We performed the following immunohistochemistry markers on Ventana Benchmark XT platform (TTF1, CK7, CD56, Napsin A, Synaptophysin, chromogranin, CK, WT1, CD99, S100, Desmin and calretinin) to rule out primary lung tumors. TTF1 (DAKO: 8G7G3/1), CK7 (DAKO; OV-TL12/30), Napsin A (LEICA:IP64), synaptophysin (DAKO-DK-SYNAP), and chromogranin (VENTANA; LK2H10), were all negative. Further immunohistochemistry panel showed the cells were positive for CK (DAKO:AE1/AE3), WT1(DAKO; 6F-H2), and negative for CD99 (VENTANA;013), S100 (DAKO; Pa RABBIT), Desmin (LEICA; DE-R-11) and calretinin (DAKO;-CALRET-1) (Figure 2).

On further interrogation, the patient revealed past history of Wilms’ tumor of left kidney. He had undergone nephrectomy 17 years ago followed by adjuvant therapy. In conjunction with the immunohistochemical findings, past history and the histologic findings, the tumor was diagnosed as a late metastasis of Wilms’ tumor. We could not review the original slides of the Wilms’ tumor, resected 17 years ago, as they were not available.

Figure 1

Photomicrograph showing the tumor cells arranged in tubules and anastomosing cords(H & EX10)

Figure 2

(a & b): Photomicrographs showing the tumor cells are positive for CK, and WT1


Wilms’ tumor is an embryonic malignancy that is thought to arise from the persisting nephrogenic rests. Wilms tumor is mostly diagnosed in patients between 1–4 years in about 70–80% cases with peak of incidence being 2–5 years of age.4 Wilms’ tumour mimics the development of the normal kidney and consists of three components: blastema, epithelium and stroma. The blastemal component comprises sheets and anastomosing cords of undifferentiated cells having round to oval hyperchromatic nuclei and small nucleoli. When the tumor contains all the three components namely blastema, epithelium and stromal cells it is called triphasic. Biphasic as well as monophasic forms also exist. Metastasis in Wilms’ tumor is not uncommon and occurs in about 15% cases with favourable histology.5

Most recurrent Wilms’ tumors are diagnosed within 2 years of diagnosis. The primary distant site for metastasis is the lung. From a study of 208 children with Wilms’ tumor, 31 children (14.9%) had metastases at diagnosis and the lung was affected in 29 children (93.5%).6 Long-delayed late recurrences is defined as reappearance of the disease 5 years after the initial diagnosis. It is an extremely rare event.

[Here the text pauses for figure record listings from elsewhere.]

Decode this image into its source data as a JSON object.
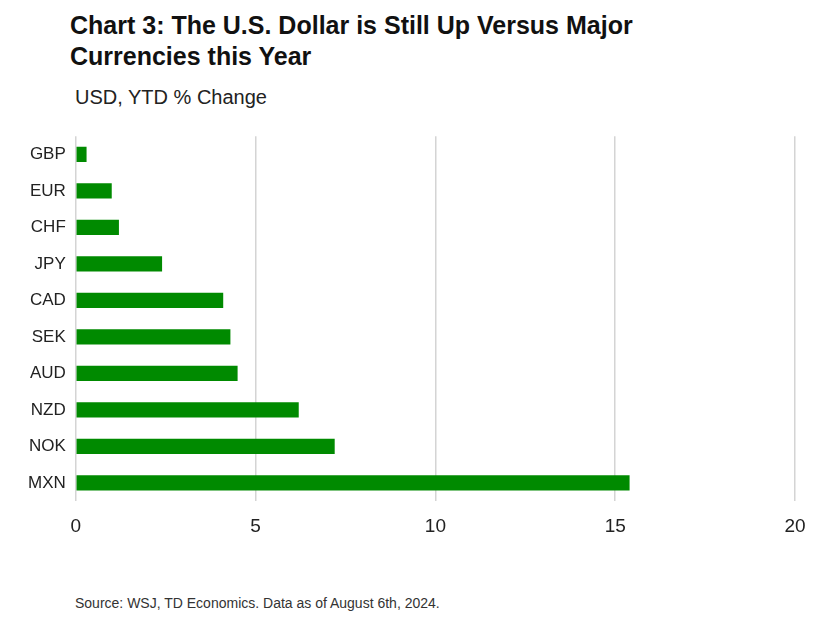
{
  "chart_data": {
    "type": "bar",
    "orientation": "horizontal",
    "title": "Chart 3: The U.S. Dollar is Still Up Versus Major Currencies this Year",
    "subtitle": "USD, YTD % Change",
    "source": "Source: WSJ, TD Economics. Data as of August 6th, 2024.",
    "categories": [
      "GBP",
      "EUR",
      "CHF",
      "JPY",
      "CAD",
      "SEK",
      "AUD",
      "NZD",
      "NOK",
      "MXN"
    ],
    "values": [
      0.3,
      1.0,
      1.2,
      2.4,
      4.1,
      4.3,
      4.5,
      6.2,
      7.2,
      15.4
    ],
    "color": "#008a00",
    "xlim": [
      0,
      20
    ],
    "xticks": [
      0,
      5,
      10,
      15,
      20
    ],
    "grid": true
  }
}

Our case diagnosed in 2000, at the age of 3 years underwent nephrectomy and adjuvant therapy. There was a disease-free interval of 17 years. While in most of the cases the site of recurrence is in the retroperitoneum, our case presented with lung mass. The histology showed epithelial predominant Wilms’ tumor.

The pathogenesis of late relapse in Wilms’ tumor and in other neoplasms is not well understood, but several hypotheses have been suggested. One of the possibilities is that long-delayed recurrence may be due to eradication of the high-grade immature component and the induction of a high degree of differentiation, thus enhancing the disease-free interval time.7

Other mechanisms that have been suggested, are escape from immunevigilance, scarce vascularization in some portion of the tumor, and cell dependency on growth factors.8


This case therefore highlights the need for keeping the diagnosis of Wilms’ tumors in the differentials for the histopathologist and the benefit of continued follow up for patients with Wilms’ tumor. Therefore in young adults even if the morphology is of a round cell tumor, the possibility of a blastemal phase of Wilms’ tumor should be considered.


The authors will like to acknowledge the technical team who helped in slide preparation, staining and immunohistochemistry.

Statement of Ethics

Since this case study did not have any serious implication on patient outcome, approval of ethical committee was not considered deemed necessary.